Oh, by the way- there's a new Christgau Consumer Guide up at the Village Voice website. In case you're interested.
No Navy NCIS tonight, gosh darn it! No Pauley for me. Hey- maybe she'd be my running mate!
I'm about halfway through that Essential Tomb of Dracula collection, and so far my early impressions are first how overblown, corny and melodramatic nearly all the dialogue is! Even the great Archie Goodwin succumbed to this in his two-issue stint. Everyone goes around stating the obvious, in the most florid fashion, and making dire pronouncements- and Dracula comes across as an arrogant, egotistical blowhard. Actually, he came across that way for the majority of the run, even with Marv Wolfman. Early on, it seems no one could decide what direction the book should go in- Hammer-style period horror, or modern-day vampire stories with SF leanings. When Wolfman took over with issue 7, he eventually tightened up the dialogue and went firmly in the latter direction, to his credit. I'm also struck by how fast-paced these issues are- Dracula, Frank Drake, Rachel Van Helsing and her group hurtle from one dire situation to the other in breakneck fashion, with little or no pauses between storylines.
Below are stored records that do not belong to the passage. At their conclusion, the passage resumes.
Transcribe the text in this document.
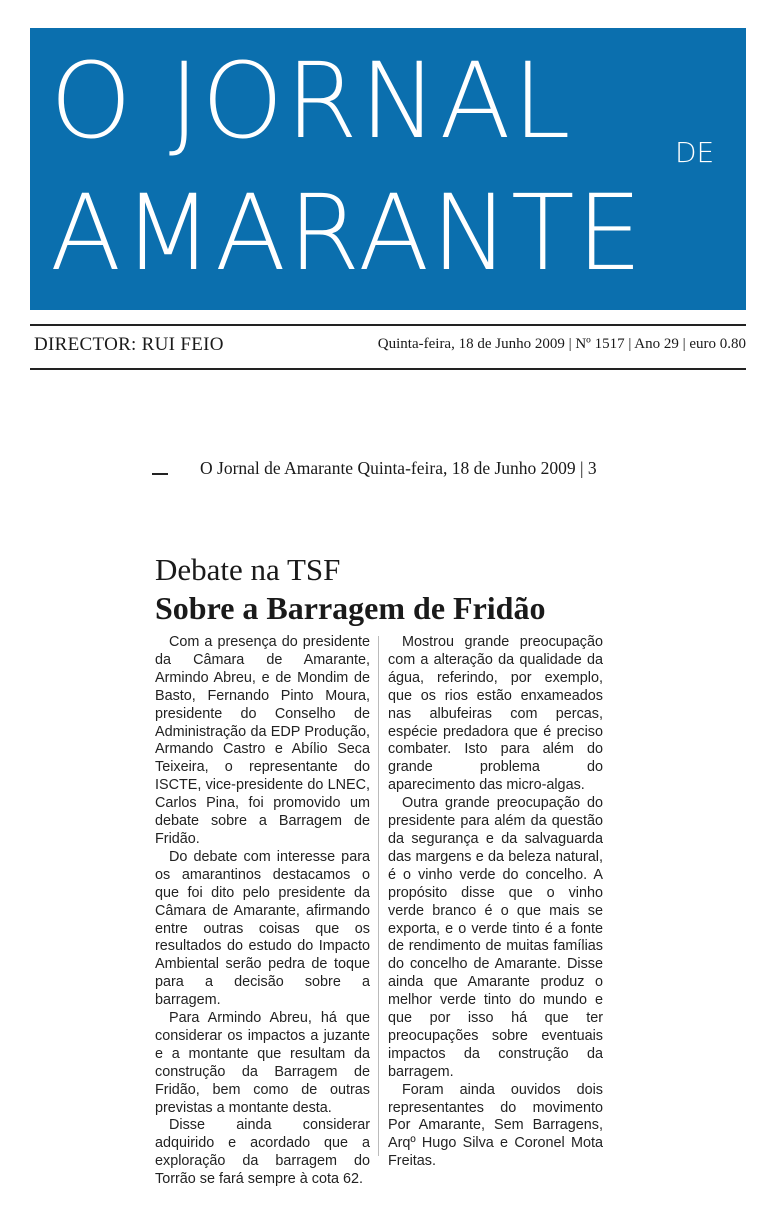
O JORNAL	DE
AMARANTE
DIRECTOR: RUI FEIO	Quinta-feira, 18 de Junho 2009 | Nº 1517 | Ano 29 | euro 0.80
O Jornal de Amarante Quinta-feira, 18 de Junho 2009 | 3
Debate na TSF
Sobre a Barragem de Fridão

Com a presença do presidente da Câmara de Amarante, Armindo Abreu, e de Mondim de Basto, Fernando Pinto Moura, presidente do Conselho de Administração da EDP Produção, Armando Castro e Abílio Seca Teixeira, o representante do ISCTE, vice-presidente do LNEC, Carlos Pina, foi promovido um debate sobre a Barragem de Fridão.

Do debate com interesse para os amarantinos destacamos o que foi dito pelo presidente da Câmara de Amarante, afirmando entre outras coisas que os resultados do estudo do Impacto Ambiental serão pedra de toque para a decisão sobre a barragem.

Para Armindo Abreu, há que considerar os impactos a juzante e a montante que resultam da construção da Barragem de Fridão, bem como de outras previstas a montante desta.

Disse ainda considerar adquirido e acordado que a exploração da barragem do Torrão se fará sempre à cota 62.

Mostrou grande preocupação com a alteração da qualidade da água, referindo, por exemplo, que os rios estão enxameados nas albufeiras com percas, espécie predadora que é preciso combater. Isto para além do grande problema do aparecimento das micro-algas.

Outra grande preocupação do presidente para além da questão da segurança e da salvaguarda das margens e da beleza natural, é o vinho verde do concelho. A propósito disse que o vinho verde branco é o que mais se exporta, e o verde tinto é a fonte de rendimento de muitas famílias do concelho de Amarante. Disse ainda que Amarante produz o melhor verde tinto do mundo e que por isso há que ter preocupações sobre eventuais impactos da construção da barragem.

Foram ainda ouvidos dois representantes do movimento Por Amarante, Sem Barragens, Arqº Hugo Silva e Coronel Mota Freitas.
Say what you will about ToD, it was never boring!
Speaking of boring, I'm just about rambled out so I'll finish for now. Hopefully, back tomorrow with more...stuff.
Vote for Free Beer!
Music today: Lindsey Buckingham-Out of the Cradle; Marshall Crenshaw-Mary Jean and Nine Others, XTC-English Settlement, Little Feat, The Bootleg Series Vol.5-Bob Dylan Live 1975: The Rolling Thunder Revue and The Posies-Frosting on the Beater.